Seçim Kanunu'nun eski 103. madde ile yeni 98. maddesinde aynı nitelikte düzenleme bulunuyor. Yüksek Seçim Kurulu (YSK), bu düzenlemelere rağmen zarflarda sandık kurulu mührü bulunmamasını iptal nedeni olarak görmedi.
Seçim Kanunu'nun eski 103. maddesinde “Sandık kurulunca verilen tek biçim ve renkteki çift mühürlü bir zarftan başka zarfa konulmuş bulunan oy pusulaları” hükmü nedeniyle çift mühür bulunmayan zarfa konulmuş oy pusulalarının geçersiz sayılacağına ilişkin düzenleme yer alıyordu. 298 sayılı Kanun'un 77. maddesinde çift mühürden anlaşılması gerekenin ilçe seçim kurulu mührü ve sandık kurulu mührü olduğu açıkça yer alıyordu.
2010 yılında yapılan değişiklikte ise 98. maddede düzenleme yapılarak, “üzerinde ilçe seçim kurulu ve sandık kurulu mührü bulunmayan” zarfların geçersiz olacağı hüküm altına alındı. 2010 yılına kadar üzerinde çift mühür ilçe seçim kurulu ve sandık kurulu mühürleri bulunmayan zarfın içerisine konulan oy pusulaları geçersiz sayılırken, 2010 yılından itibaren üzerinde çift mühür bulunmayan zarflar geçersiz sayılır düzenlemesi yapıldı.
Hukukçular, 2010 yılından sonra 98. maddede yapılan yeni düzenlemenin yeni bir hukuki durum oluşturmadığına, yapılan düzenlemenin aynı düzenleme olduğuna dikkat çekti. Yüksek Seçim Kurulunun 2010 yılı öncesi ve sonrasında verdiği kararlarda esas aldığı kanun hükümlerinin aynı nitelikte olduğuna dikkat çekildi.

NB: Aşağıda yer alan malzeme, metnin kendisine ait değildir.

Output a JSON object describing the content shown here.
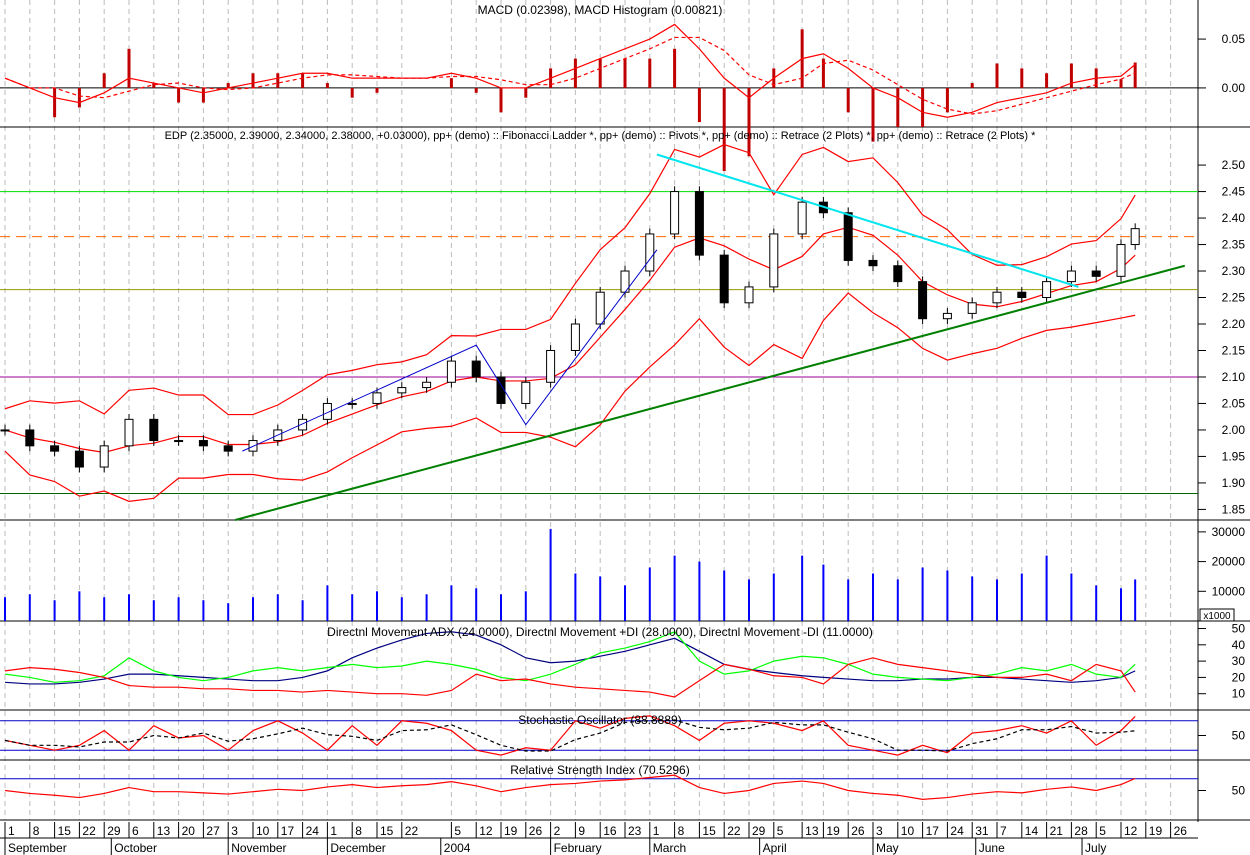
{
  "chart_data": [
    {
      "type": "line",
      "panel": "macd",
      "title": "MACD (0.02398), MACD Histogram (0.00821)",
      "yticks": [
        "0.05",
        "0.00"
      ],
      "ylim": [
        -0.04,
        0.09
      ],
      "macd": [
        0.01,
        0.0,
        -0.01,
        -0.015,
        -0.005,
        0.01,
        0.005,
        0.0,
        -0.005,
        0.0,
        0.005,
        0.01,
        0.015,
        0.015,
        0.01,
        0.01,
        0.01,
        0.01,
        0.015,
        0.01,
        0.0,
        0.0,
        0.01,
        0.02,
        0.03,
        0.04,
        0.05,
        0.065,
        0.04,
        0.01,
        -0.01,
        0.01,
        0.03,
        0.035,
        0.02,
        0.0,
        -0.01,
        -0.025,
        -0.03,
        -0.025,
        -0.015,
        -0.01,
        -0.005,
        0.005,
        0.01,
        0.012,
        0.024
      ],
      "colors": {
        "macd": "#ff0000",
        "signal": "#ff0000",
        "histogram": "#c00000"
      }
    },
    {
      "type": "candlestick",
      "panel": "price",
      "title": "EDP (2.35000, 2.39000, 2.34000, 2.38000, +0.03000), pp+ (demo) :: Fibonacci Ladder *, pp+ (demo) :: Pivots *, pp+ (demo) :: Retrace (2 Plots) *, pp+ (demo) :: Retrace (2 Plots) *",
      "yticks": [
        "2.50",
        "2.45",
        "2.40",
        "2.35",
        "2.30",
        "2.25",
        "2.20",
        "2.15",
        "2.10",
        "2.05",
        "2.00",
        "1.95",
        "1.90",
        "1.85"
      ],
      "ylim": [
        1.83,
        2.57
      ],
      "dates": [
        "2003-09-01",
        "2003-09-08",
        "2003-09-15",
        "2003-09-22",
        "2003-09-29",
        "2003-10-06",
        "2003-10-13",
        "2003-10-20",
        "2003-10-27",
        "2003-11-03",
        "2003-11-10",
        "2003-11-17",
        "2003-11-24",
        "2003-12-01",
        "2003-12-08",
        "2003-12-15",
        "2003-12-22",
        "2003-12-29",
        "2004-01-05",
        "2004-01-12",
        "2004-01-19",
        "2004-01-26",
        "2004-02-02",
        "2004-02-09",
        "2004-02-16",
        "2004-02-23",
        "2004-03-01",
        "2004-03-08",
        "2004-03-15",
        "2004-03-22",
        "2004-03-29",
        "2004-04-05",
        "2004-04-13",
        "2004-04-19",
        "2004-04-26",
        "2004-05-03",
        "2004-05-10",
        "2004-05-17",
        "2004-05-24",
        "2004-05-31",
        "2004-06-07",
        "2004-06-14",
        "2004-06-21",
        "2004-06-28",
        "2004-07-05",
        "2004-07-12",
        "2004-07-16"
      ],
      "close": [
        2.0,
        1.97,
        1.96,
        1.93,
        1.97,
        2.02,
        1.98,
        1.98,
        1.97,
        1.96,
        1.98,
        2.0,
        2.02,
        2.05,
        2.05,
        2.07,
        2.08,
        2.09,
        2.13,
        2.1,
        2.05,
        2.09,
        2.15,
        2.2,
        2.26,
        2.3,
        2.37,
        2.45,
        2.33,
        2.24,
        2.27,
        2.37,
        2.43,
        2.41,
        2.32,
        2.31,
        2.28,
        2.21,
        2.22,
        2.24,
        2.26,
        2.25,
        2.28,
        2.3,
        2.29,
        2.35,
        2.38
      ],
      "levels": [
        {
          "value": 2.45,
          "color": "#00dd00",
          "style": "solid"
        },
        {
          "value": 2.365,
          "color": "#ff6600",
          "style": "dashed"
        },
        {
          "value": 2.265,
          "color": "#999900",
          "style": "solid"
        },
        {
          "value": 2.1,
          "color": "#990099",
          "style": "solid"
        },
        {
          "value": 1.88,
          "color": "#006600",
          "style": "solid"
        }
      ],
      "trendlines": [
        {
          "color": "#008000",
          "points": [
            [
              "2003-11-05",
              1.83
            ],
            [
              "2004-07-30",
              2.31
            ]
          ]
        },
        {
          "color": "#00e5ee",
          "points": [
            [
              "2004-03-03",
              2.52
            ],
            [
              "2004-06-30",
              2.27
            ]
          ]
        },
        {
          "color": "#0000cc",
          "points": [
            [
              "2003-11-07",
              1.96
            ],
            [
              "2004-01-12",
              2.16
            ],
            [
              "2004-01-26",
              2.01
            ],
            [
              "2004-03-03",
              2.34
            ]
          ]
        }
      ]
    },
    {
      "type": "bar",
      "panel": "volume",
      "yticks": [
        "30000",
        "20000",
        "10000"
      ],
      "unit": "x1000",
      "ylim": [
        0,
        34000
      ],
      "values": [
        8000,
        9000,
        7000,
        10000,
        8000,
        9000,
        7000,
        8000,
        7000,
        6000,
        8000,
        9000,
        7000,
        12000,
        9000,
        10000,
        8000,
        9000,
        12000,
        11000,
        9000,
        10000,
        31000,
        16000,
        15000,
        12000,
        18000,
        22000,
        20000,
        17000,
        14000,
        16000,
        22000,
        19000,
        14000,
        16000,
        14000,
        18000,
        17000,
        15000,
        14000,
        16000,
        22000,
        16000,
        12000,
        11000,
        14000
      ],
      "color": "#0000ff"
    },
    {
      "type": "line",
      "panel": "dmi",
      "title": "Directnl Movement ADX (24.0000), Directnl Movement +DI (28.0000), Directnl Movement -DI (11.0000)",
      "yticks": [
        "50",
        "40",
        "30",
        "20",
        "10"
      ],
      "ylim": [
        0,
        54
      ],
      "series": [
        {
          "key": "adx",
          "color": "#000080",
          "values": [
            17,
            16,
            16,
            17,
            19,
            22,
            22,
            21,
            20,
            19,
            18,
            18,
            20,
            24,
            32,
            38,
            43,
            47,
            48,
            46,
            40,
            32,
            29,
            30,
            33,
            36,
            40,
            44,
            36,
            28,
            25,
            23,
            21,
            20,
            19,
            18,
            18,
            19,
            19,
            20,
            20,
            19,
            18,
            17,
            18,
            20,
            24
          ]
        },
        {
          "key": "plus_di",
          "color": "#00ff00",
          "values": [
            22,
            20,
            17,
            18,
            21,
            32,
            24,
            20,
            18,
            20,
            24,
            26,
            24,
            26,
            28,
            26,
            27,
            30,
            28,
            25,
            20,
            18,
            22,
            28,
            35,
            38,
            42,
            48,
            30,
            22,
            24,
            30,
            33,
            32,
            28,
            22,
            20,
            19,
            18,
            20,
            22,
            26,
            24,
            28,
            22,
            20,
            28
          ]
        },
        {
          "key": "minus_di",
          "color": "#ff0000",
          "values": [
            24,
            26,
            25,
            23,
            20,
            15,
            14,
            14,
            13,
            13,
            12,
            12,
            11,
            12,
            11,
            10,
            10,
            9,
            12,
            22,
            18,
            19,
            16,
            14,
            13,
            12,
            11,
            8,
            18,
            28,
            25,
            21,
            20,
            16,
            28,
            32,
            28,
            26,
            24,
            22,
            20,
            20,
            22,
            18,
            28,
            24,
            11
          ]
        }
      ]
    },
    {
      "type": "line",
      "panel": "stochastic",
      "title": "Stochastic Oscillator (88.8889)",
      "yticks": [
        "50"
      ],
      "ylim": [
        0,
        100
      ],
      "bands": [
        80,
        20
      ],
      "values": [
        40,
        30,
        20,
        30,
        60,
        20,
        70,
        45,
        50,
        20,
        60,
        80,
        55,
        20,
        70,
        30,
        80,
        75,
        60,
        20,
        10,
        25,
        20,
        80,
        65,
        85,
        90,
        70,
        40,
        75,
        80,
        75,
        60,
        80,
        30,
        20,
        10,
        30,
        15,
        55,
        60,
        70,
        55,
        80,
        30,
        60,
        89
      ],
      "colors": {
        "k": "#ff0000",
        "d": "#000000",
        "bands": "#0000cc"
      }
    },
    {
      "type": "line",
      "panel": "rsi",
      "title": "Relative Strength Index (70.5296)",
      "yticks": [
        "50"
      ],
      "ylim": [
        0,
        100
      ],
      "bands": [
        70
      ],
      "values": [
        50,
        45,
        42,
        38,
        45,
        55,
        48,
        48,
        46,
        44,
        48,
        52,
        50,
        56,
        60,
        55,
        58,
        60,
        65,
        58,
        48,
        55,
        60,
        62,
        66,
        68,
        72,
        76,
        55,
        45,
        50,
        62,
        66,
        62,
        50,
        45,
        42,
        35,
        38,
        44,
        48,
        46,
        52,
        56,
        50,
        60,
        70.5
      ],
      "colors": {
        "line": "#ff0000",
        "bands": "#0000cc"
      }
    }
  ],
  "x_axis": {
    "day_ticks": [
      {
        "date": "2003-09-01",
        "label": "1"
      },
      {
        "date": "2003-09-08",
        "label": "8"
      },
      {
        "date": "2003-09-15",
        "label": "15"
      },
      {
        "date": "2003-09-22",
        "label": "22"
      },
      {
        "date": "2003-09-29",
        "label": "29"
      },
      {
        "date": "2003-10-06",
        "label": "6"
      },
      {
        "date": "2003-10-13",
        "label": "13"
      },
      {
        "date": "2003-10-20",
        "label": "20"
      },
      {
        "date": "2003-10-27",
        "label": "27"
      },
      {
        "date": "2003-11-03",
        "label": "3"
      },
      {
        "date": "2003-11-10",
        "label": "10"
      },
      {
        "date": "2003-11-17",
        "label": "17"
      },
      {
        "date": "2003-11-24",
        "label": "24"
      },
      {
        "date": "2003-12-01",
        "label": "1"
      },
      {
        "date": "2003-12-08",
        "label": "8"
      },
      {
        "date": "2003-12-15",
        "label": "15"
      },
      {
        "date": "2003-12-22",
        "label": "22"
      },
      {
        "date": "2004-01-05",
        "label": "5"
      },
      {
        "date": "2004-01-12",
        "label": "12"
      },
      {
        "date": "2004-01-19",
        "label": "19"
      },
      {
        "date": "2004-01-26",
        "label": "26"
      },
      {
        "date": "2004-02-02",
        "label": "2"
      },
      {
        "date": "2004-02-09",
        "label": "9"
      },
      {
        "date": "2004-02-16",
        "label": "16"
      },
      {
        "date": "2004-02-23",
        "label": "23"
      },
      {
        "date": "2004-03-01",
        "label": "1"
      },
      {
        "date": "2004-03-08",
        "label": "8"
      },
      {
        "date": "2004-03-15",
        "label": "15"
      },
      {
        "date": "2004-03-22",
        "label": "22"
      },
      {
        "date": "2004-03-29",
        "label": "29"
      },
      {
        "date": "2004-04-05",
        "label": "5"
      },
      {
        "date": "2004-04-13",
        "label": "13"
      },
      {
        "date": "2004-04-19",
        "label": "19"
      },
      {
        "date": "2004-04-26",
        "label": "26"
      },
      {
        "date": "2004-05-03",
        "label": "3"
      },
      {
        "date": "2004-05-10",
        "label": "10"
      },
      {
        "date": "2004-05-17",
        "label": "17"
      },
      {
        "date": "2004-05-24",
        "label": "24"
      },
      {
        "date": "2004-05-31",
        "label": "31"
      },
      {
        "date": "2004-06-07",
        "label": "7"
      },
      {
        "date": "2004-06-14",
        "label": "14"
      },
      {
        "date": "2004-06-21",
        "label": "21"
      },
      {
        "date": "2004-06-28",
        "label": "28"
      },
      {
        "date": "2004-07-05",
        "label": "5"
      },
      {
        "date": "2004-07-12",
        "label": "12"
      },
      {
        "date": "2004-07-19",
        "label": "19"
      },
      {
        "date": "2004-07-26",
        "label": "26"
      }
    ],
    "months": [
      {
        "date": "2003-09-01",
        "label": "September"
      },
      {
        "date": "2003-10-01",
        "label": "October"
      },
      {
        "date": "2003-11-03",
        "label": "November"
      },
      {
        "date": "2003-12-01",
        "label": "December"
      },
      {
        "date": "2004-01-02",
        "label": "2004"
      },
      {
        "date": "2004-02-02",
        "label": "February"
      },
      {
        "date": "2004-03-01",
        "label": "March"
      },
      {
        "date": "2004-04-01",
        "label": "April"
      },
      {
        "date": "2004-05-03",
        "label": "May"
      },
      {
        "date": "2004-06-01",
        "label": "June"
      },
      {
        "date": "2004-07-01",
        "label": "July"
      }
    ]
  }
}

YSK mühürsüz zarfları iptal etmedi
YSK, 2010 yılından önce ve 2010 yılından sonra verdiği kararlarında sandık kurulunun mührü bulunmayan oy zarflarının dışarıdan getirildiği ispatlanmadıkça iptal edilmeyeceğine yönelik kararlar verdi. YSK, 31 Ağustos 1990 tarihinde oy zarflarının sandık kurulu mührü ile mühürlenmesi gerektiğine işaret ederek, "Tüm zarflar sandık kurulunun ihmalinden dolayı mühürlendirilmeden kullandırılmış ise bu şekil noksanlığı oy iptaline neden olamaz" hükmüne yer verdi.
Kurul, 2004'teki yerel seçimlerde mühürsüz oy pusulalarına ilişkin bir itirazı değerlendirdi. Verilen kararda, sandık kurulunca mühürlenmeyen oyların kullanılmasının seçmen iradesini engelleyici bir durum olmadığı, burada seçmenin bir kusurunun bulunmadığı ifade edilerek, itiraz kapsamındaki 145 oy geçerli sayıldı.
YSK, 1994 yılında da "Mühürsüz oyların dışarıdan getirilerek kullanıldığı kanıtlanmadıkça geçersiz olduğu kabul edilemez" kararına hükmetti.